Isaac Hanson: “Lo que vivimos hace 15 años no se lo deseo ni a mi peor enemigo”

By | August 10, 2017

LATERCERA [translated using google translate]

Isaac Hanson: “What we lived 15 years ago I do not want it or my worst enemy”

The trio survived the weight of a hit and the fall of the stamps. Now returns to Chile celebrating 25 years of career.

Isaac Hanson (izquierda) junto a sus hermanos Taylor y Zac.

The great phenomena of popular culture often divide waters. It occurs today with Despacito and occurred in 1997 with MMMBop. For some, Hanson’s sticky cover letter was seen almost as an aberration, an apocalyptic sign of the fall of MTV and alternative rock that had dominated the decade. For the more enthusiastic, however, the debut of the then unknown Tulsa Brothers trio (Oklahoma, USA) opened a new era for pop music, made by and for teens around the world and with no more pretensions to do have a good time.

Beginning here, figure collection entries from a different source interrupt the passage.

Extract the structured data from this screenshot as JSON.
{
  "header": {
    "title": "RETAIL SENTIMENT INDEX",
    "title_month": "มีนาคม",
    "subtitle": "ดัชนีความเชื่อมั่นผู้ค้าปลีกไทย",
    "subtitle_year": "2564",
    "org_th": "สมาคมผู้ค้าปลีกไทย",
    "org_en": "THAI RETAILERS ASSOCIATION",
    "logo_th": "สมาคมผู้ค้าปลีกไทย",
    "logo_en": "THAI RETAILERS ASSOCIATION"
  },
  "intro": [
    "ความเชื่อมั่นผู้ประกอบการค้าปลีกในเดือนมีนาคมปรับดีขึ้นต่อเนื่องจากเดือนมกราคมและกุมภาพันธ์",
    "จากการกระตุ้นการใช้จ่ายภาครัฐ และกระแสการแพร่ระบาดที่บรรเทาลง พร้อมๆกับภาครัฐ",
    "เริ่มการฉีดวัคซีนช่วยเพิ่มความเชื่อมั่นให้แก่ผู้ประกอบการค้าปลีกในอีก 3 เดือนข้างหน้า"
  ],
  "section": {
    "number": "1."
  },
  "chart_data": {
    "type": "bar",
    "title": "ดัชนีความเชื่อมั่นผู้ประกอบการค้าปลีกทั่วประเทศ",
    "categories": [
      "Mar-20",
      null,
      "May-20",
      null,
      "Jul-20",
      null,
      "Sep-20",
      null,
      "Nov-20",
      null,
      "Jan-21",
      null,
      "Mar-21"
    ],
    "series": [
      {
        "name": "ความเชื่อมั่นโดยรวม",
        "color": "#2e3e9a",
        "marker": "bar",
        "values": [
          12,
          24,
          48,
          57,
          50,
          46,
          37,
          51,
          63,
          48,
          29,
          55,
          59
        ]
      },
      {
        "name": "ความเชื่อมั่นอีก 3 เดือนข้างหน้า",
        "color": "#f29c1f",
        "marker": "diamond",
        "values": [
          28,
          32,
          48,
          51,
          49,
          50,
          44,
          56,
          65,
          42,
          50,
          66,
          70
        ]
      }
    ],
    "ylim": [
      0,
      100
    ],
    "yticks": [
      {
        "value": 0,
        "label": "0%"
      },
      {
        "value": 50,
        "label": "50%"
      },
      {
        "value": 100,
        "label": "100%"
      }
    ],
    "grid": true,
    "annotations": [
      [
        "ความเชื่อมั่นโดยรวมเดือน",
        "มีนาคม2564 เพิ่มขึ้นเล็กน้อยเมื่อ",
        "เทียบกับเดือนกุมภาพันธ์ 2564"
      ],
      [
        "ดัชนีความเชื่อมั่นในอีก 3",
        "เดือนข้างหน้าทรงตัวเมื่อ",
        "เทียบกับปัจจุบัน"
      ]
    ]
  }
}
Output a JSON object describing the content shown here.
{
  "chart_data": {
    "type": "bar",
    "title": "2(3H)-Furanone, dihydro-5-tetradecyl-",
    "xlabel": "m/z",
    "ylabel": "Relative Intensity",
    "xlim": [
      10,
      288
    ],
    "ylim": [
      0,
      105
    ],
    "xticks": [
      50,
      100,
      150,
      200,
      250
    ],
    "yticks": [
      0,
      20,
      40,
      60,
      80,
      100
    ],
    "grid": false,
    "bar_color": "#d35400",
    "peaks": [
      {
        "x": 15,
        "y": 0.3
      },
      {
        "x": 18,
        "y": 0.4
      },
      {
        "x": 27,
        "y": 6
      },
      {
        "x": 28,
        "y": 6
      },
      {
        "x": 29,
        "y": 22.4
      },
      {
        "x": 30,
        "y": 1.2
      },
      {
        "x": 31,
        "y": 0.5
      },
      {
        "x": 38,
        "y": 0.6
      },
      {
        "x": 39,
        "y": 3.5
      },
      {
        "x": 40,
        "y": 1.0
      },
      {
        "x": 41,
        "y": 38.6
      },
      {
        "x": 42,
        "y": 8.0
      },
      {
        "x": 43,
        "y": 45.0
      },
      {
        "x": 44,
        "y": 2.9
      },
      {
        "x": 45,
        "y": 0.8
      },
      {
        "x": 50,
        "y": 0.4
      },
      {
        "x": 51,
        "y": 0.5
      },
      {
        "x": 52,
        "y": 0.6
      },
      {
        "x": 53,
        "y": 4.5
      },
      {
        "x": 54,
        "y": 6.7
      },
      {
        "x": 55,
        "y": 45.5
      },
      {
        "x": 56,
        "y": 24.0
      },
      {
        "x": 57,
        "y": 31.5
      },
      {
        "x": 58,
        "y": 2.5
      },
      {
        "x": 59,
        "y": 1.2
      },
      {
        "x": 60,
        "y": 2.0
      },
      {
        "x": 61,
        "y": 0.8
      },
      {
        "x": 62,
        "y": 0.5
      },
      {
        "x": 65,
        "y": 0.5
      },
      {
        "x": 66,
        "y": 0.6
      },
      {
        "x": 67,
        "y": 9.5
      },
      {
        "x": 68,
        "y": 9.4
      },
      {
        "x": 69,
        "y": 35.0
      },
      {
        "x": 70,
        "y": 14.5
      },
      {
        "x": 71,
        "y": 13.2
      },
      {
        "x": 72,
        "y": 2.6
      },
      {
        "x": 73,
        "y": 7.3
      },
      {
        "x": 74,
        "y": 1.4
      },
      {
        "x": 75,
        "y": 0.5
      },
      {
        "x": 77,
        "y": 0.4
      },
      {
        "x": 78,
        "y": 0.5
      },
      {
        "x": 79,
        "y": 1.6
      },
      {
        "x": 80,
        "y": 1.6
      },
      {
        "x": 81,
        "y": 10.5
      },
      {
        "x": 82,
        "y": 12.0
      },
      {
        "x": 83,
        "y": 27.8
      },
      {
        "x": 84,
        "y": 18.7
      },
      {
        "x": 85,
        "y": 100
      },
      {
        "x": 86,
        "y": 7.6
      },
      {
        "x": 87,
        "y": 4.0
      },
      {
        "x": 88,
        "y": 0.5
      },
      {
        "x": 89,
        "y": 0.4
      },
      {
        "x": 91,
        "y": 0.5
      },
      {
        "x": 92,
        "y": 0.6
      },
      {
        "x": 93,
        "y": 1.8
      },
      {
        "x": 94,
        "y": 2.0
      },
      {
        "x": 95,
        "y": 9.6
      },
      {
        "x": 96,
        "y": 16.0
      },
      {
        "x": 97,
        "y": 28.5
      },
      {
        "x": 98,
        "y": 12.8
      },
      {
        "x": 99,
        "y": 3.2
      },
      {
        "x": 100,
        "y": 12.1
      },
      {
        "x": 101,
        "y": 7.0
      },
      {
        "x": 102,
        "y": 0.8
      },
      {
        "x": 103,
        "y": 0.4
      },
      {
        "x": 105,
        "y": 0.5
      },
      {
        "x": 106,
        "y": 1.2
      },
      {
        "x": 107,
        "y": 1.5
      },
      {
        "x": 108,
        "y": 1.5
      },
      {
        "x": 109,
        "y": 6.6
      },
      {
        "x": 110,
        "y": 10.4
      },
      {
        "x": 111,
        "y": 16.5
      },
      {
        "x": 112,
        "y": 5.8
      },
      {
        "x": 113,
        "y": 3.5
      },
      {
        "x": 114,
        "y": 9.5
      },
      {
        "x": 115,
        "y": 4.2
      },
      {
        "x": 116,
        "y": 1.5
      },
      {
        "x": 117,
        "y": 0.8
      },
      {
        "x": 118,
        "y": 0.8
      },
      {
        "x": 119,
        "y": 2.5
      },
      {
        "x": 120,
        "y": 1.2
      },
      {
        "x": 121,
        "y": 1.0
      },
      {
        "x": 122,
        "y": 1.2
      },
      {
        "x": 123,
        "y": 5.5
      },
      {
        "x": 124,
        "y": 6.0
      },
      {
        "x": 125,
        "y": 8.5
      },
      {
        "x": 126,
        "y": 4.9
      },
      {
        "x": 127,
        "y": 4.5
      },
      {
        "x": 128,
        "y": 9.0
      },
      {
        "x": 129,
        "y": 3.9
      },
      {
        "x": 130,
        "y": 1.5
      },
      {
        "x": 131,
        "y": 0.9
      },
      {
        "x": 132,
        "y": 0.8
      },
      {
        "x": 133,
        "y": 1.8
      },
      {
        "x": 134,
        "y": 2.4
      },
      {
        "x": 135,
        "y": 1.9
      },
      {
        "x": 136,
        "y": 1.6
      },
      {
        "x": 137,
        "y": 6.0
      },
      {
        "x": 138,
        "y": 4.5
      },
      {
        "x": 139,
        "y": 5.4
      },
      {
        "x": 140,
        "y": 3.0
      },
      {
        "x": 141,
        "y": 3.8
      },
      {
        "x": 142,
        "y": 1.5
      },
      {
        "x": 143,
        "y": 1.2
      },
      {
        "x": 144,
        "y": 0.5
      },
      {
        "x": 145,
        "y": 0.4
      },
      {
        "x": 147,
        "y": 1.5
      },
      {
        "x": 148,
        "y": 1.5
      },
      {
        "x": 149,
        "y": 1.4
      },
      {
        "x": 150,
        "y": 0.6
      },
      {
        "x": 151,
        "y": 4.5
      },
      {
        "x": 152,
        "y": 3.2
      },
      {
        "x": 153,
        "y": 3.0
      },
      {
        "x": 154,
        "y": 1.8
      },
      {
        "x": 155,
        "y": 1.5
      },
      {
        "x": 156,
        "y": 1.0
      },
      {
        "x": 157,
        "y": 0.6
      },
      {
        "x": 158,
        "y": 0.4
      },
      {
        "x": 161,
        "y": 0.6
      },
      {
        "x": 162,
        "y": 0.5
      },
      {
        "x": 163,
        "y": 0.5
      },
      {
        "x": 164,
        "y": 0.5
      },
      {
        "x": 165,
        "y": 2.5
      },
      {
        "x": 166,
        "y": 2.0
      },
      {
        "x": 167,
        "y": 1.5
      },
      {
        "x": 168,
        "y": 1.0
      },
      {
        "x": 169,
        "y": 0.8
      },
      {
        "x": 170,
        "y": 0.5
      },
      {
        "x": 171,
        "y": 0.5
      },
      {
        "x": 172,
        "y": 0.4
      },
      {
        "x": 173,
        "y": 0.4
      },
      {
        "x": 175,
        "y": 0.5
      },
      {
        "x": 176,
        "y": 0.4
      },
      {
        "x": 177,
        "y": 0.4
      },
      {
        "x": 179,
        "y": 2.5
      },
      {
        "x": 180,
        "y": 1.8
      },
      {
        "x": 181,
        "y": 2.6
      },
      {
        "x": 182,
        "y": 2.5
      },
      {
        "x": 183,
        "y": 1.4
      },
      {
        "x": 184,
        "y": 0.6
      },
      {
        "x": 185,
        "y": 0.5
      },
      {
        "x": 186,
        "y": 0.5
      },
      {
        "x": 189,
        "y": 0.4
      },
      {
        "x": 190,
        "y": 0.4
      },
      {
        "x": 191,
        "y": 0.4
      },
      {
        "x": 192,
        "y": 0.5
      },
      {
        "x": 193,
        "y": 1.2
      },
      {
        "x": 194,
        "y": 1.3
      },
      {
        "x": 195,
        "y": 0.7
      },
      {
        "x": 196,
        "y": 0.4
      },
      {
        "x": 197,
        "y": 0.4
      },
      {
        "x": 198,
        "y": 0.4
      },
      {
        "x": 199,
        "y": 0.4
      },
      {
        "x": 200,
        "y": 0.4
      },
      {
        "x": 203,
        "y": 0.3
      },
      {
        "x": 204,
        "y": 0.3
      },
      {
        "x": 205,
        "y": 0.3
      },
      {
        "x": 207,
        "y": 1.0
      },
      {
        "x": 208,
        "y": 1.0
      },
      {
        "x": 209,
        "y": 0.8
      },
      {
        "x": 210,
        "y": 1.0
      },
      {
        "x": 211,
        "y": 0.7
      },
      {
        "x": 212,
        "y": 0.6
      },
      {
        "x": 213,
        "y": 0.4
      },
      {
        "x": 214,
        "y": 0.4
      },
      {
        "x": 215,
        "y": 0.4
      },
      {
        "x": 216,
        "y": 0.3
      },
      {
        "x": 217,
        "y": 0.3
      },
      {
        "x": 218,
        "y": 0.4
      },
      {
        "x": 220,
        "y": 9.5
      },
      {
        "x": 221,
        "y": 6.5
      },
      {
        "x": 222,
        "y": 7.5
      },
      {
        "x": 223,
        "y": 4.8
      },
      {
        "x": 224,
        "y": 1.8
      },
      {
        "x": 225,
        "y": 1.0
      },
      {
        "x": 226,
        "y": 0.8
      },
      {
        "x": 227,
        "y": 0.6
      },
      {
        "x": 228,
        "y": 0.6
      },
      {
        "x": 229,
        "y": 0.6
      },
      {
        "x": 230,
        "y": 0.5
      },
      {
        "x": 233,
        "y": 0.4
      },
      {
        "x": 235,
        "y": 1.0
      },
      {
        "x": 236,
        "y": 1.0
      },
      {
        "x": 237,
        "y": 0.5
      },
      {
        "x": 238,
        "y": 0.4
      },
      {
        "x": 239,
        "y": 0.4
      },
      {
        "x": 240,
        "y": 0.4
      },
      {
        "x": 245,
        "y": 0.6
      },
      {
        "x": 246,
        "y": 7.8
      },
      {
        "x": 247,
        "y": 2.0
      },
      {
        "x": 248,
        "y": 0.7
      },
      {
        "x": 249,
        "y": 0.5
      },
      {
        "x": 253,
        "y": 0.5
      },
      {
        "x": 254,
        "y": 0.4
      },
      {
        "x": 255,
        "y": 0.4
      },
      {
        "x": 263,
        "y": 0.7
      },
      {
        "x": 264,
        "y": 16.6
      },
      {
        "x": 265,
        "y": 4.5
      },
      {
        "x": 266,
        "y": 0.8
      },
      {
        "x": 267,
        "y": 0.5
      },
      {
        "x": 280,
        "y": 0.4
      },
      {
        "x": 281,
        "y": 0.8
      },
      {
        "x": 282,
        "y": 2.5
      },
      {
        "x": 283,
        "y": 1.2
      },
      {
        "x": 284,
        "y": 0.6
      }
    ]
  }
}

Interestingly, both visions matched and MMMBop, with the perspective that gives the time, seems to have marked the exact moment when the grunge pessimism yielded to the explosion of the colorful pop of Britney Spears, NSYNC and who would come later. A milestone that has passed two decades and Hanson, aware of its impact, has decided to leave to celebrate with a world tour and a compilation of great hits to be published in September, with material from its six elephants.

“We always imagine being many years in music. You can not predict if that will be the case, but that was always our goal and we struggled hard to achieve it, despite the dramatic changes in the industry we have faced, “said Isaac Hanson, 36, the oldest of the three Brothers, who on August 19, at the Underground Club, will celebrate 25 years of career – and 20 since their first hit – in their third encounter with their Chilean fan.

Of those dramatic changes in the industry, which was the most affected group?
The most significant thing I would say happened about 15 years ago, when we launched our own label. Middle of nowhere (1997) was edited by a multinational that understood our proposal and wanted to work with us for many years. But when we released our second album that company no longer existed and all our collaborators had been dismissed. It was a big problem, we felt part of a label that did not believe in us and there we started a long process of abandoning this firm to finally spread our music ourselves. The labels tried to end our career but since we took control of our work we began to build this wonderful relationship that we have today with our fans. That is the reason why we continue in this, but what we lived 15 years ago do not want them or our worst enemy.

Do you feel Hanson is part of a scene these days? Are there other groups doing what you do?
Nowadays pop music is danceable and dominates the radio and the parties, but ours has always been rooted in the most traditional rock and roll and song format. We really admire The Beach Boys, The Beatles, Chuck Berry, The Bee Gees and those great figures who always focused on melody and lyrics. If you listen to our last single you will realize that our music has always tried to inspire people to seek the best of them and to follow their dreams.

The fans seem to have been key to the group’s survival. I even understand that every year they organize a “Hanson Day” in their native Tulsa.
That’s right, we have that festival every year and also a beer festival. We have been very fortunate to have incredible fans around the world who supported us a lot when we went through all those legal issues with the stamps. What a pity that social networks did not exist in 1997, because everything would have been easier.